Swimmingly? Since I've never crossed paths with a Two-legs in the Amkhuti, besides Fallon and her friends, I assume Lazarus must've bonded with Soorya in the Sahklare.

"Your royal healer is a most wonderful teacher."

Soorya sidles close to Lazarus, threading one of her brown arms around his. "Only because you are a wonderful student."

How can they jest at a time like this? I look up at the sky, hoping to spot beating wings, but Cathal and Fallon don't magically appear. Food does, though. Well, not magically. The vibrant dishes must've been deposited while Soorya melted crystals between her fingers.

"Enjoy your dinner, Sumaca." Soorya nods before retreating with Lazarus beyond the hedges.

The queen guides me back to my seat. As she regains her place at the head of the table, she reaches for the spoon tucked into the wide-brimmed terracotta bowl brimming with flame-broiled beans and warm grain and serves herself. When I make no move to ladle any on my plate, too flustered to eat, she reaches over and serves me. I push my food around, creating shapes…letters. I suddenly wonder if my reading will have improved now that my oral comprehension has clicked into place.

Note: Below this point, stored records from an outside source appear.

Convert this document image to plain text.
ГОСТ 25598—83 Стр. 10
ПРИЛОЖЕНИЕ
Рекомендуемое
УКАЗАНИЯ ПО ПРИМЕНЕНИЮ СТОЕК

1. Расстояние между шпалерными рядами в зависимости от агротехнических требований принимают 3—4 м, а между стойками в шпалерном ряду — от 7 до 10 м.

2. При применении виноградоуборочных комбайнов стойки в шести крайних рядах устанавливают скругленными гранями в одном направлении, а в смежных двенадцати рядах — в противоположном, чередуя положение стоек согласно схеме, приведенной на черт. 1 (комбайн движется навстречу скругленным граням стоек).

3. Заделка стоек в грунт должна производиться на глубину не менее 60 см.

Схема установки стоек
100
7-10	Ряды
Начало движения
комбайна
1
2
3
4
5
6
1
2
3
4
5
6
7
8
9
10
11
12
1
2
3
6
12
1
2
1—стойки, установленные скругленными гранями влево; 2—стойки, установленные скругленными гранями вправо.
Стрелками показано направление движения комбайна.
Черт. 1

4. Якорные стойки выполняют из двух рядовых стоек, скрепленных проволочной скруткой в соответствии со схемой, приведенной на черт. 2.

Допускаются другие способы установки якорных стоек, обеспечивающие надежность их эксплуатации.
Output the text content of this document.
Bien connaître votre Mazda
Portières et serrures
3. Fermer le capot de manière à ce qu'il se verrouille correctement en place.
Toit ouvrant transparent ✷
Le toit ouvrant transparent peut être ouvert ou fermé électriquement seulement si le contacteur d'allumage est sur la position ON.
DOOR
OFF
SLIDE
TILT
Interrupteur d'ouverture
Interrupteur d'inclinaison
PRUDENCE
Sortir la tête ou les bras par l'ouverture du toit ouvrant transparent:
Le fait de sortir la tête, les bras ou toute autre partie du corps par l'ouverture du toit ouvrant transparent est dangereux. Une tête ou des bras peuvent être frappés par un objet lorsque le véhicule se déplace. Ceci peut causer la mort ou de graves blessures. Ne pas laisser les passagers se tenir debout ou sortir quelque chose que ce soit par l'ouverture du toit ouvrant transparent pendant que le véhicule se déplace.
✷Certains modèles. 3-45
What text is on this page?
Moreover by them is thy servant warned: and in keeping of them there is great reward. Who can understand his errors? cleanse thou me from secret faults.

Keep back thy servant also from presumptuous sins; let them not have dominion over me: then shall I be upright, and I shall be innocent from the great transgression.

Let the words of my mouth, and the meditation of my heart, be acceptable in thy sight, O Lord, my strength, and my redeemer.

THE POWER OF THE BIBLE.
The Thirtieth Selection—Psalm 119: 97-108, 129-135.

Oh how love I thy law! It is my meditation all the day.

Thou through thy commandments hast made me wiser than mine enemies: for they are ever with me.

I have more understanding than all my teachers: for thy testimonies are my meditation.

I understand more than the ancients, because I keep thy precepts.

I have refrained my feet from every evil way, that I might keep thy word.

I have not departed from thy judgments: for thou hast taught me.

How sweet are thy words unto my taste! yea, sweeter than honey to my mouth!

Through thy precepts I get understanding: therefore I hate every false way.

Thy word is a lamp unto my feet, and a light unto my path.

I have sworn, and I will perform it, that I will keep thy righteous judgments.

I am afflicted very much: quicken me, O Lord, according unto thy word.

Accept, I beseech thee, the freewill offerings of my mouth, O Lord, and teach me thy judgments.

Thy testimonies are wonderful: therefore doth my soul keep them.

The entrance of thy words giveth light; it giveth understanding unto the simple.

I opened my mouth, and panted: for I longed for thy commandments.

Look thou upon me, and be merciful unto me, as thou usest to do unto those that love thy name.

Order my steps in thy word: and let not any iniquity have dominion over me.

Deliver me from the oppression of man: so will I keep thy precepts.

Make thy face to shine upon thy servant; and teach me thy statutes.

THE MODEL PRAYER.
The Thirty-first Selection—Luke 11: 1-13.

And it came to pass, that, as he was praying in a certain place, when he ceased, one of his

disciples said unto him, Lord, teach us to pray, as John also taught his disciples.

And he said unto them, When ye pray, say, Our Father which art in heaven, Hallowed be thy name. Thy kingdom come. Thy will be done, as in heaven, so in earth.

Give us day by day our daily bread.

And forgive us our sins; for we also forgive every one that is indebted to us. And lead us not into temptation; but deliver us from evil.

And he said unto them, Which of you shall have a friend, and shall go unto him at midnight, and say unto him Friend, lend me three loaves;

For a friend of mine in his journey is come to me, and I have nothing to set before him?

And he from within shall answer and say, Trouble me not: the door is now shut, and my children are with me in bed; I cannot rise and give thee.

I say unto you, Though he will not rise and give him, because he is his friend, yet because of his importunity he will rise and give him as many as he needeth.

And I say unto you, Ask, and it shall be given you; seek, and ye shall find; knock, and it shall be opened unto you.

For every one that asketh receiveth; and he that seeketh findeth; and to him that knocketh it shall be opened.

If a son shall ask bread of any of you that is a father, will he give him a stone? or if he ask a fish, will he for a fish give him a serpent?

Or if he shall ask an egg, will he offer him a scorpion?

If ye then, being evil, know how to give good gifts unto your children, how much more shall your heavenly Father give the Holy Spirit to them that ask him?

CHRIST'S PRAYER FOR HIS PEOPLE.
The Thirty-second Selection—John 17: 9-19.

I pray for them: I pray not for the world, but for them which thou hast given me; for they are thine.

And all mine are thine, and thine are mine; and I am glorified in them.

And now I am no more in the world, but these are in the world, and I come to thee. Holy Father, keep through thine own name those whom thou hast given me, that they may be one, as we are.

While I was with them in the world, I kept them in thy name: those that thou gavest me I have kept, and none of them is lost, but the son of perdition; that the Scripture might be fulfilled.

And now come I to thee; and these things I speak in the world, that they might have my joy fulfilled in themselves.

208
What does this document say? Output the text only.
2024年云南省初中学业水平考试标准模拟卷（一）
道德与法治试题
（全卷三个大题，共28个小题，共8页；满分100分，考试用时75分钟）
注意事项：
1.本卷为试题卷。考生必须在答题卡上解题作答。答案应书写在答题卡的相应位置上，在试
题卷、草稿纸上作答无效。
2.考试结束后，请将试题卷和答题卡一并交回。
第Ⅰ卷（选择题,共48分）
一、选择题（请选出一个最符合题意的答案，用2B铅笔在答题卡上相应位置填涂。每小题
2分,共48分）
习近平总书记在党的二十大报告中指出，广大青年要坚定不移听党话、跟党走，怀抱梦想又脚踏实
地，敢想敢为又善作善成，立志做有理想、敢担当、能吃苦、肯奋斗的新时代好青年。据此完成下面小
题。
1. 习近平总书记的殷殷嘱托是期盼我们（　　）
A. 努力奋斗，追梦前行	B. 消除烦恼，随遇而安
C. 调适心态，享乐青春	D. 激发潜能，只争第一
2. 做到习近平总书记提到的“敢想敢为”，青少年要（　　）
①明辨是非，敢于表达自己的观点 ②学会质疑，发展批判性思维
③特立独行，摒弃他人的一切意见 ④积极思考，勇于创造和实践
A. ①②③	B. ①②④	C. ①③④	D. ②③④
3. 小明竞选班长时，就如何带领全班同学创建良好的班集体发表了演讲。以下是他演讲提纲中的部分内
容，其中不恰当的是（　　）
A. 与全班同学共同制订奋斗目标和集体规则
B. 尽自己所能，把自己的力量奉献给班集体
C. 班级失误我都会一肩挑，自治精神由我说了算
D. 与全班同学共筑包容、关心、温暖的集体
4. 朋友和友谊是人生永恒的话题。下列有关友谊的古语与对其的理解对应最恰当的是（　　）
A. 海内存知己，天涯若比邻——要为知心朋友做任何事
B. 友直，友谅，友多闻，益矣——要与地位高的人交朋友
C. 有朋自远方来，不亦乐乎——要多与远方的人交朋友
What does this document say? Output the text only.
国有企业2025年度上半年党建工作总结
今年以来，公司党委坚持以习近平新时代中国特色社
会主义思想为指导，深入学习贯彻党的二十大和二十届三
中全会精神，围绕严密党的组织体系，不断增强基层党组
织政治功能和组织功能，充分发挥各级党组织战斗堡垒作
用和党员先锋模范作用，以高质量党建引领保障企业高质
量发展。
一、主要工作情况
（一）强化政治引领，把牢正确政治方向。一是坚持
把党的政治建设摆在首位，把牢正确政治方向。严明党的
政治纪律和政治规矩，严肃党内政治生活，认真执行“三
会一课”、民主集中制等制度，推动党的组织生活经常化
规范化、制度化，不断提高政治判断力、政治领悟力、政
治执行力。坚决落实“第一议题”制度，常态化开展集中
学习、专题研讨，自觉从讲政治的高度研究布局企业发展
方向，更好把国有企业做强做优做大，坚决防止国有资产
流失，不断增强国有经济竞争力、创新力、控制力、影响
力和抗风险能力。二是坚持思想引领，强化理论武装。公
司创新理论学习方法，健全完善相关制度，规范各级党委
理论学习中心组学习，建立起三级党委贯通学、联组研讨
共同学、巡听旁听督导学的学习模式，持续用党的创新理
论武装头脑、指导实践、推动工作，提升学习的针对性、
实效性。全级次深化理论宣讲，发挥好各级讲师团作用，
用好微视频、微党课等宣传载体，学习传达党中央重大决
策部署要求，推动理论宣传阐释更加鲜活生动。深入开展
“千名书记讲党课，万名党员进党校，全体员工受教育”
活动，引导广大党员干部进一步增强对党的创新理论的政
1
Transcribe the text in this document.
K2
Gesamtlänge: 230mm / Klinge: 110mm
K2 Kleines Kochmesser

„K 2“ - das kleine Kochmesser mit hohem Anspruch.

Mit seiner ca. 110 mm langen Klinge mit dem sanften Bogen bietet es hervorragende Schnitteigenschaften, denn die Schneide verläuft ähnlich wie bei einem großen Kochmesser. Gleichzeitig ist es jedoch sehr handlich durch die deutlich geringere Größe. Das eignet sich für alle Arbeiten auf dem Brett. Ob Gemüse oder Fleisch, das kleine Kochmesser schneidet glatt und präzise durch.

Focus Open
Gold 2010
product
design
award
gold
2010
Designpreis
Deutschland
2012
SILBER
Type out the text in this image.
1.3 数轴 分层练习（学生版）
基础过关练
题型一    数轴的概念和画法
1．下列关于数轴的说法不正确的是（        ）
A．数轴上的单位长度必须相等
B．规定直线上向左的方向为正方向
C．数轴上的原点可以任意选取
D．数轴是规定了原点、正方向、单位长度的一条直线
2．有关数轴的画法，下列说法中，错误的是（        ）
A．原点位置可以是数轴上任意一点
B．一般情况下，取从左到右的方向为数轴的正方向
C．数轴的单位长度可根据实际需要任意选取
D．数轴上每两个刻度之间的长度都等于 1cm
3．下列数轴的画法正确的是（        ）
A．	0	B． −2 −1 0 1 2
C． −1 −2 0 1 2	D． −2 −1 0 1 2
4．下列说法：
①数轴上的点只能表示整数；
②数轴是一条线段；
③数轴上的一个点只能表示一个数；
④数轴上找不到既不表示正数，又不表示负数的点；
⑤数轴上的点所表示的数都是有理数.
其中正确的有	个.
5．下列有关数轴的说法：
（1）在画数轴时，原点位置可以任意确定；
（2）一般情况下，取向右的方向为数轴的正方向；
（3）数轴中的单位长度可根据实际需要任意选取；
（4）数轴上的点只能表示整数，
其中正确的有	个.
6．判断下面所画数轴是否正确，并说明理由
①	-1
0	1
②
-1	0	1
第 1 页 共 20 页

"Everything all right, emMoti?" Priya rubs her thumb over the diamond tusks that protrude from her gold ring, a jeweled rendition of the Shabbin crest and of the crown glimmering amidst her white strands—two serpents coiled around a circlet that symbolizes the Mahananda.

Though many stares warm my cheeks, I decide to voice what I practiced earlier. Just as my lips part, Behati releases her fork, and its clatter snatches everyone's attention.

"What is it, Taytah?" Kanti covers Behati's hand with her own. "Was it a vision of me again? Did you see who?—"

"Kanti, quiet," the queen snaps. "We do not interrupt visions."

Kanti herds her hand onto her lap, chastened by the queen's reproof.

Several minutes slip by before Behati's eyes clear of their white veil. Nevertheless, her silence endures. I've come to learn that there exists many types of silences in the world of Two-legs, some that are soothing and others that are loud. The one that drapes over the palace gardens rings louder than any scream.

Behati combs aside her pale bangs. "The Mahananda has changed its terms."